É noite de estreia, como há mais de um ano. De novo inverno, ainda pandemia, o Google Meet como ponte. Os rostos dos professores, por trás das câmeras abertas, ainda traduzem a mesma expressão de entusiasmo, mas agora aqueles são contornos familiares. Suas vozes também são reconhecidas de longe. Elas não formulam mais sentenças apenas no futuro. O curso de Psicologia escreve a sua história no Unilasalle tendo o presente como tempo verbal há três semestres. Mas ainda há capítulos a serem chamados de novos. Por isso, em 23 de agosto de 2021, pode-se falar em estreia: é o início do Conpsic, o I Congresso de Psicologia, que a partir de agora aproxima os estudantes de quem já é formado e atua na área, em conversas sobre temáticas relevantes para a categoria profissional.
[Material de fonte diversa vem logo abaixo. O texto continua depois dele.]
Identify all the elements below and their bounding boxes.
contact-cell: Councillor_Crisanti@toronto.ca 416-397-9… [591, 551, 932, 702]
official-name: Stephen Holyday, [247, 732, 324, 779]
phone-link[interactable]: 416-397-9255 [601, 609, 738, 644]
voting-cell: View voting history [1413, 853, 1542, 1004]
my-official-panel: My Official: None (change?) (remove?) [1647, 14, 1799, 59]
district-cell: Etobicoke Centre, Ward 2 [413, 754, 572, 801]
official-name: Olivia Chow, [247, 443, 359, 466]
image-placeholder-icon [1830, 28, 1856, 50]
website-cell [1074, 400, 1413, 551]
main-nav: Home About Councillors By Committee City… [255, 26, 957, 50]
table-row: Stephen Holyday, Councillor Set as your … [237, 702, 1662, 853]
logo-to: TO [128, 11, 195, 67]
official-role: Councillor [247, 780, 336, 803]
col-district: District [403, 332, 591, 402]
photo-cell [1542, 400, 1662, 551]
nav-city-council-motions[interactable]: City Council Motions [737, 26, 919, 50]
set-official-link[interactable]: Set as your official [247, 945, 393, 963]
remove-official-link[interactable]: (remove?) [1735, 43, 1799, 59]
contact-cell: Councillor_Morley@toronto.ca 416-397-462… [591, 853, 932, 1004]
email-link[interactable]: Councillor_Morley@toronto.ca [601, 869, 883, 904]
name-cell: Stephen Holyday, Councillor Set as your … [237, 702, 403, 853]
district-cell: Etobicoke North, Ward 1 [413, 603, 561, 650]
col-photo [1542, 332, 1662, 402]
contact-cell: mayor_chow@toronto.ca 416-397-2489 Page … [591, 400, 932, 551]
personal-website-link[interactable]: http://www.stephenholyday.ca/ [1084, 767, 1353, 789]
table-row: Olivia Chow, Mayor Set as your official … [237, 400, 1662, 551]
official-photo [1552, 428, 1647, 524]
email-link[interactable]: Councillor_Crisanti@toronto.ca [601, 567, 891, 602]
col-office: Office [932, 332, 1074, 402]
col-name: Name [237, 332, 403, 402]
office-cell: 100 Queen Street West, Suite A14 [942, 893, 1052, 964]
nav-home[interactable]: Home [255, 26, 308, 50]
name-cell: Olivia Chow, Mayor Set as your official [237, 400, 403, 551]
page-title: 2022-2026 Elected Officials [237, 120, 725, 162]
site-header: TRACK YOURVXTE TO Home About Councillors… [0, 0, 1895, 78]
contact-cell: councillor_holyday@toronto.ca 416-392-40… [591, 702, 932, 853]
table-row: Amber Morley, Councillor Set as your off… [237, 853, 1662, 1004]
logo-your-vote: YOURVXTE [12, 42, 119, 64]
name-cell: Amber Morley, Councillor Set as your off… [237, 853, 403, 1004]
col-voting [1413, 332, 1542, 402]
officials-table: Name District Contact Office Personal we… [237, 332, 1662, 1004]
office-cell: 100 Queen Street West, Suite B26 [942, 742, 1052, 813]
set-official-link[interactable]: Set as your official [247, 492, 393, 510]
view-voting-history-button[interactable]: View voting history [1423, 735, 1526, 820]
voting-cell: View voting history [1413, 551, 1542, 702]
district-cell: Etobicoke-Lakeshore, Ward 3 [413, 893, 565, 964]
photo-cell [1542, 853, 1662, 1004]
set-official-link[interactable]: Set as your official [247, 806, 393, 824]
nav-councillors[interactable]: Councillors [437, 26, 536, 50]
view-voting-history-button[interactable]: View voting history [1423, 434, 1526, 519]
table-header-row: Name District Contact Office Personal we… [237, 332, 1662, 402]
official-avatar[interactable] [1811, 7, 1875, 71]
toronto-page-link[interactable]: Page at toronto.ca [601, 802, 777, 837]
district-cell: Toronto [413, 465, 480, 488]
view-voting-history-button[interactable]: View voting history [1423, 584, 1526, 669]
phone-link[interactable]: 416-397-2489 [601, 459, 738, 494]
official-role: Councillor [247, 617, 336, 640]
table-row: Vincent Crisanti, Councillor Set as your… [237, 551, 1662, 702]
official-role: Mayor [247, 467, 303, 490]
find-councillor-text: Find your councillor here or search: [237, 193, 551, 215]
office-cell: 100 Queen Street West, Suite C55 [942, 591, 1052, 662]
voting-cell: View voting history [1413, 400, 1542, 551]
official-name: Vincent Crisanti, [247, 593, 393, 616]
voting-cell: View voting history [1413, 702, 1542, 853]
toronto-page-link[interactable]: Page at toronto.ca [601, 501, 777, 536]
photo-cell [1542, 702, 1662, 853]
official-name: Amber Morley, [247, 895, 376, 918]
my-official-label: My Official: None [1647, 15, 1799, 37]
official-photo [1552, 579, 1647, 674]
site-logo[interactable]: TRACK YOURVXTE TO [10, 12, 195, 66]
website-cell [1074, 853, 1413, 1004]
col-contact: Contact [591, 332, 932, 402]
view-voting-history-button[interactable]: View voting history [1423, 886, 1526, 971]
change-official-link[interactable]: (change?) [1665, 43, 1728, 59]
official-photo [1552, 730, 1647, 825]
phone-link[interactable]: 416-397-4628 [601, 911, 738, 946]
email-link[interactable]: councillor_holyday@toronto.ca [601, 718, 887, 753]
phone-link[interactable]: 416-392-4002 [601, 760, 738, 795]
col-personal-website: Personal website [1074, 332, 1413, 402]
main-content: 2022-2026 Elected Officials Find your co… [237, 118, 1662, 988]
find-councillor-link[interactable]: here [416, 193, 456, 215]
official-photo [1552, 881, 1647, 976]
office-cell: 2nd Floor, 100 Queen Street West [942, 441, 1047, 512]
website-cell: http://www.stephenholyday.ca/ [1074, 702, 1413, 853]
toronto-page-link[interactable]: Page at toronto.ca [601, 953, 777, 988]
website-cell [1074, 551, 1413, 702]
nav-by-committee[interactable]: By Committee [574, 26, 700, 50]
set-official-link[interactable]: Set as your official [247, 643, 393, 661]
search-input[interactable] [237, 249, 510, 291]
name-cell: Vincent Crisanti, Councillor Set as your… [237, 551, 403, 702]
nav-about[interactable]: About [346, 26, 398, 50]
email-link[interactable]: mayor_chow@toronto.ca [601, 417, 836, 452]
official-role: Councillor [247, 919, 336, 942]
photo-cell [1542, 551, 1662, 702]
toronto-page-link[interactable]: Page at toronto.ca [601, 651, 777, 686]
Ao longo de cinco dias, tudo é descoberta, aprendizado e também oportunidade.

“Esse congresso é uma oportunidade de dizermos que nós viemos para contribuir com a constituição de uma sociedade mais fraterna, mais justa, mais sadia, que se preocupa com a saúde mental”, avalia o Irmão Jardelino Menegat, reitor do centro universitário, na abertura do evento. Regina Helena Giannotti, pró-reitora Acadêmica da instituição, lembra, por sua vez, da conexão que uma semana de debates representa: “Eu tenho a impressão de que esta atividade tende a ser realmente a marca de distinção do curso de Psicologia do Unilasalle-RJ, e vocês estão diante de uma excelente chance de troca, de crescimento, de enriquecimento, porque nem sempre, mesmo enquanto profissionais, será possível dialogar com pessoas da sua área de formação desta maneira”.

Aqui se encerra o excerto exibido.